"Forgiving" is episode 17 of season 3 in the television show Angel.

Plot synopsis
Shortly after Daniel Holtz's abduction of baby Connor to the Hell dimension of Quor'Toth, Fred, Gunn and Lorne try to sort out why Wesley betrayed them and how to get Connor back.

Angel is not interested in sympathy or pity, however, and is already mentally unstable and vengeful due to his loss, in behaviors that akin to that of his soulless alter-ego Angelus and Holtz's. When it proves impossible to open a portal to Quor'Toth, he abducts Linwood, a lawyer with Wolfram & Hart, to force him to tell where Sahjhan is and how to open a dimensional rift to Quor'Toth.  In an attempt to open a rift, Angel and Lilah use dark magic; this opens a tear in the fabric of reality.

Sahjhan is revealed to have been a demon knight who had been made non-corporeal by an ancient curse hundreds of years ago, and who is now able to wander through time at will.  When Sahjhan uncovered a prophecy that he would be killed by ‘the one sired by a vampire with a soul’ he brought vampire hunter and Angel's old nemesis Daniel Holtz to the 21st century to kill Angel, Darla and the baby.  However, Holtz did not follow Sahjhan's plan, so Sahjhan, using his time-shifting abilities, altered the prophecy to trick Wesley into believing that Angel would kill Connor.

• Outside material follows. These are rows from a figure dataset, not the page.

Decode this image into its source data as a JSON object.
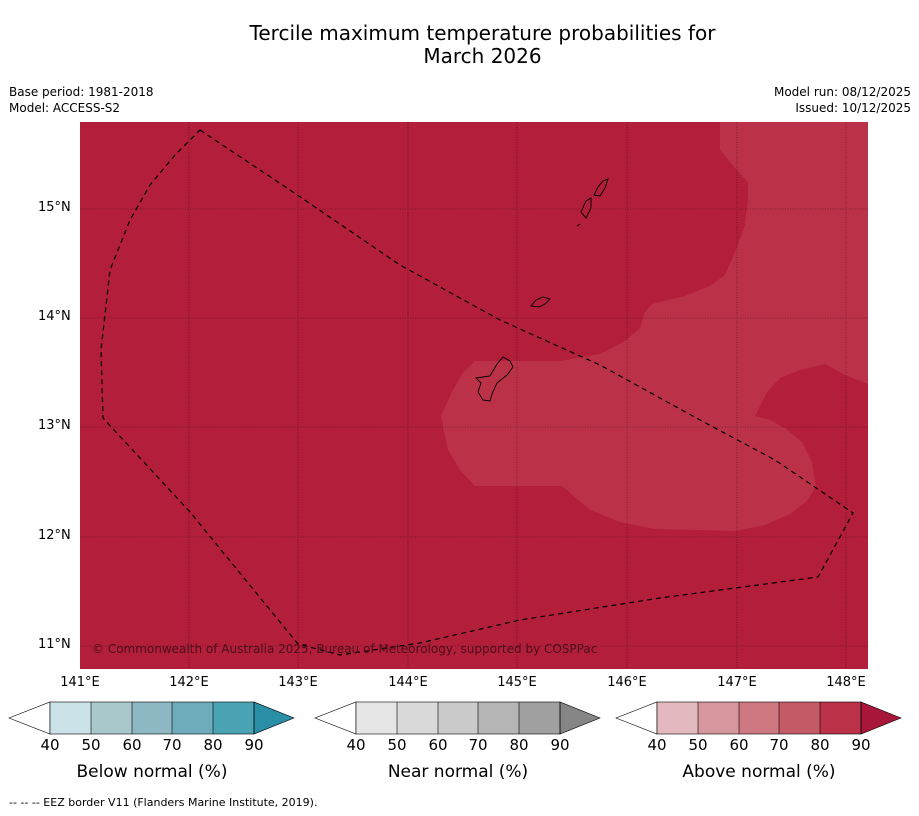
{
  "title_line1": "Tercile maximum temperature probabilities for",
  "title_line2": "March 2026",
  "meta": {
    "base_period": "Base period: 1981-2018",
    "model": "Model: ACCESS-S2",
    "model_run": "Model run: 08/12/2025",
    "issued": "Issued: 10/12/2025"
  },
  "map": {
    "lat_labels": [
      "15°N",
      "14°N",
      "13°N",
      "12°N",
      "11°N"
    ],
    "lon_labels": [
      "141°E",
      "142°E",
      "143°E",
      "144°E",
      "145°E",
      "146°E",
      "147°E",
      "148°E"
    ],
    "copyright": "© Commonwealth of Australia 2025, Bureau of Meteorology, supported by COSPPac",
    "colors": {
      "above_80_90": "#b31e3a",
      "above_70_80": "#bb3248",
      "coastline": "#000000"
    }
  },
  "colorbars": [
    {
      "label": "Below normal (%)",
      "ticks": [
        "40",
        "50",
        "60",
        "70",
        "80",
        "90"
      ],
      "colors": [
        "#ffffff",
        "#cbe3e8",
        "#a8c8cc",
        "#8db8c3",
        "#6eabbb",
        "#4aa3b4",
        "#2a8fa6"
      ]
    },
    {
      "label": "Near normal (%)",
      "ticks": [
        "40",
        "50",
        "60",
        "70",
        "80",
        "90"
      ],
      "colors": [
        "#ffffff",
        "#e6e6e6",
        "#d9d9d9",
        "#cacaca",
        "#b5b5b5",
        "#a0a0a0",
        "#858585"
      ]
    },
    {
      "label": "Above normal (%)",
      "ticks": [
        "40",
        "50",
        "60",
        "70",
        "80",
        "90"
      ],
      "colors": [
        "#ffffff",
        "#e3b8bf",
        "#d6969e",
        "#ce7981",
        "#c55a67",
        "#bb3248",
        "#a8173a"
      ]
    }
  ],
  "footnote": "--  --  -- EEZ border V11 (Flanders Marine Institute, 2019)."
}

In the final confrontation, Angel makes Sahjhan corporeal once again to fight him, but discovers that he is more physically powerful than any of them had anticipated. Justine ends up trapping him in a special urn that Holtz had obtained previously.

Wesley is later found and taken to a hospital. Angel pays him a visit, saying he would never kill his own son. He tells Wesley it's important that he knows it's not Angelus talking, but Angel. When Wesley nods, Angel simply says "good" then suddenly grabs a pillow and tries to smother Wesley with it. Filled with fury and rage, Angel screams that he will never forgive his former friend, and that he'll kill him for stealing his son. An alarm is tripped, and Angel is dragged away by Gunn and some orderlies. As he is pulled away, Angel maniacally screams death threats at Wesley, screaming:"You're a dead man, Pryce! You're dead! Dead!"

Production

Acting
Charisma Carpenter does not appear in this episode, despite featuring in the title credits.

Arc significance
Angel's search for redemption seems to have taken a back seat as he seeks vengeance on Holtz and Wolfram & Hart for conspiring to kidnap his son.  His relationships with the other members of his team begin to fall apart.
The bonds of trust and friendship that have developed between Angel and Wesley over the years are violently severed when Angel doesn't forgive Wesley for what he has done, and then attempts to murder him.

Continuity
This episode is the first that features the "White Room."  It is described as an interdimensional gateway.  It will play a significant role in the next two seasons.